Intriguing Properties of Input-dependent Randomized Smoothing
- URL: http://arxiv.org/abs/2110.05365v3
- Date: Fri, 8 Mar 2024 18:10:06 GMT
- Title: Intriguing Properties of Input-dependent Randomized Smoothing
- Authors: Peter S\'uken\'ik, Aleksei Kuvshinov, Stephan G\"unnemann
- Abstract summary: We present one concrete design of the smoothing variance function and test it on CIFAR10 and MNIST.
We show that input-dependent smoothing suffers from the curse of dimensionality, forcing the variance function to have low semi-elasticity.
We provide a theoretical and practical framework that enables the usage of input-dependent smoothing even in the presence of the curse of dimensionality.
- Score: 6.0887051533533265
- License: http://creativecommons.org/licenses/by-sa/4.0/
- Abstract: Randomized smoothing is currently considered the state-of-the-art method to
obtain certifiably robust classifiers. Despite its remarkable performance, the
method is associated with various serious problems such as "certified accuracy
waterfalls", certification vs.\ accuracy trade-off, or even fairness issues.
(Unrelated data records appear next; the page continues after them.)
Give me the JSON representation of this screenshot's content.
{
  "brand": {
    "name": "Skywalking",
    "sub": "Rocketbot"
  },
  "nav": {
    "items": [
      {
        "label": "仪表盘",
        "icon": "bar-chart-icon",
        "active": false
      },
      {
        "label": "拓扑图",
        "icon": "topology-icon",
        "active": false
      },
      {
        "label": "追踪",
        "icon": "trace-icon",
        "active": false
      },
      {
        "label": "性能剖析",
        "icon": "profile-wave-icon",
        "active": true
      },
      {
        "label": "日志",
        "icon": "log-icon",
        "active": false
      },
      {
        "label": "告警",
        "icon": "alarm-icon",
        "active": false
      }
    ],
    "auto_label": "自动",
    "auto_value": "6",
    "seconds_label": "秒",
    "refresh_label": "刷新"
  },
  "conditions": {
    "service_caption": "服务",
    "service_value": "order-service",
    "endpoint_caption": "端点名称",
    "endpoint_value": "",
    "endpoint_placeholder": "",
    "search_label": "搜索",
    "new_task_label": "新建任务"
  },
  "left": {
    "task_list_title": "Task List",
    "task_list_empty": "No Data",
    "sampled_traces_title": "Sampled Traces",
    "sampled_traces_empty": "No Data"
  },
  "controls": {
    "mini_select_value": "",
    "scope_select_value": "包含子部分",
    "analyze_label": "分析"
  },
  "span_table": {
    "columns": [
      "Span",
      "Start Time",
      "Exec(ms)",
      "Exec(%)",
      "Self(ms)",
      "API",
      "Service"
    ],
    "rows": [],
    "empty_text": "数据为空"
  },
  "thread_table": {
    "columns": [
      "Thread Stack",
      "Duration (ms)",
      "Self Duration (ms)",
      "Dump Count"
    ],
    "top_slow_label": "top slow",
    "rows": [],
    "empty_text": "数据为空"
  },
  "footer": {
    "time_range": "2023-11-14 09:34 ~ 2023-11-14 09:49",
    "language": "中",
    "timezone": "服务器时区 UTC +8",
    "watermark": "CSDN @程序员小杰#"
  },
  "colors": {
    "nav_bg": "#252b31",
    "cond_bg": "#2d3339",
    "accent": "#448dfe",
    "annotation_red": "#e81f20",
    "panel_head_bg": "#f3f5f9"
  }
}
Input-dependent smoothing approaches have been proposed with intention of
overcoming these flaws. However, we demonstrate that these methods lack formal
guarantees and so the resulting certificates are not justified. We show that in
general, the input-dependent smoothing suffers from the curse of
dimensionality, forcing the variance function to have low semi-elasticity. On
the other hand, we provide a theoretical and practical framework that enables
the usage of input-dependent smoothing even in the presence of the curse of
dimensionality, under strict restrictions. We present one concrete design of
the smoothing variance function and test it on CIFAR10 and MNIST. Our design
mitigates some of the problems of classical smoothing and is formally
underlined, yet further improvement of the design is still necessary.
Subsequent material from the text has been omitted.